Là où Ghost Protocol va toutefois dans la direction opposée de sa contrepartie britannique, c’est dans la manière dont il fait continuellement l’apologie du travail d’équipe plutôt que de placer la réussite inévitable de ses héros sur les épaules - aussi costaudes soient-elles - d’un seul individu. Les séquences les plus mouvementées du film se dérouleront d’ailleurs à plusieurs endroits en même temps afin d’appuyer cette idée et souligner l’impossibilité qu’un agent puisse agir seul dans de telles circonstances. Un concept qui va également à l’encontre d’un premier film dans lequel Ethan Hunt devait s’entourer de beaucoup plus d’ennemis que de gens en qui il pouvait véritablement avoir confiance pour arriver à ses fins. Et la production aura définitivement su assembler un casting de choix pour rendre les choses distrayantes à souhait. Tom Cruise défend ainsi avec toujours autant d’assurance son rôle de leader tandis que Paula Patton campe celui de la femme forte avec fougue, que Simon Pegg joue les comiques de service comme il sait si bien le faire et que Jeremy Renner ajoute à sa filmographie un autre rôle de soutien défendant avec conviction les valeurs de bravoure, d’honneur, d’intégrité et de détermination.
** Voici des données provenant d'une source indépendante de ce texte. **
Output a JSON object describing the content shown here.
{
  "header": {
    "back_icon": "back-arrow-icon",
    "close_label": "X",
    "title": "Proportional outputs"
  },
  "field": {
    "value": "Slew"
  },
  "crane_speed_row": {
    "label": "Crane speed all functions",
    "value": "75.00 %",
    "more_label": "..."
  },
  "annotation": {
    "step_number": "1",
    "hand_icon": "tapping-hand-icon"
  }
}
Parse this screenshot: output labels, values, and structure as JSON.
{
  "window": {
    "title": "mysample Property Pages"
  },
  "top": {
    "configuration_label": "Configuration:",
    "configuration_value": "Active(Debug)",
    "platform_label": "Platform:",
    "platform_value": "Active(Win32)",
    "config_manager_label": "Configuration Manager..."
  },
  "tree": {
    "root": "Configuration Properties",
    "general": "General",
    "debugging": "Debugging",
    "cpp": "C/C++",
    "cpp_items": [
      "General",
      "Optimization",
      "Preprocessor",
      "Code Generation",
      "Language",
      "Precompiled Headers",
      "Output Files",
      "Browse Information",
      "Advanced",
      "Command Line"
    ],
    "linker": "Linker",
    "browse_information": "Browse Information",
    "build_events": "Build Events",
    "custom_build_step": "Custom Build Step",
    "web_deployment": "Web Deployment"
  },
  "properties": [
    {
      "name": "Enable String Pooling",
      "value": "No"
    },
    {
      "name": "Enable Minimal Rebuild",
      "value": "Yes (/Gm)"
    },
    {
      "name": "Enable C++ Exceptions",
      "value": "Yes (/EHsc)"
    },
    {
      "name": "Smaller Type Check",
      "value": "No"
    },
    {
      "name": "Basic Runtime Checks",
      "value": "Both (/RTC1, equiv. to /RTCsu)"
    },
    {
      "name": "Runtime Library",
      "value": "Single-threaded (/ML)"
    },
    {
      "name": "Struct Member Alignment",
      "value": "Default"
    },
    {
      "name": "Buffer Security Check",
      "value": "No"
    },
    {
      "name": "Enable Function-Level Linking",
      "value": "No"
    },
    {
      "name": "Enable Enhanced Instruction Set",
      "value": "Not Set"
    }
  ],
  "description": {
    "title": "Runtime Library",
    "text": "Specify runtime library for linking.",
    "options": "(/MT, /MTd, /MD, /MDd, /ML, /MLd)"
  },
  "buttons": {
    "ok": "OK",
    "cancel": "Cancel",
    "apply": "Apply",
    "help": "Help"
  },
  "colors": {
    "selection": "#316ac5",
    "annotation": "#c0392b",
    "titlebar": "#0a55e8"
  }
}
Brad Bird et son équipe ne réinventent donc pas la roue avec Ghost Protocol, mais parviennent néanmoins à tirer le maximum de tous les éléments à leur disposition pour offrir une intrigue bien ficelée, et surtout bien dosée entre ses séquences de développement et d’action, entre son ton plus sérieux et ses diverses pointes d’humour, pour en faire l’épisode le plus convaincant de la série depuis celui de 1996. Comme le criera avec vigueur Ethan Hunt dans un élan qui sera judicieusement tourné en dérision dès la scène suivante : « mission accomplie! »
Critique publiée le 16 décembre 2011.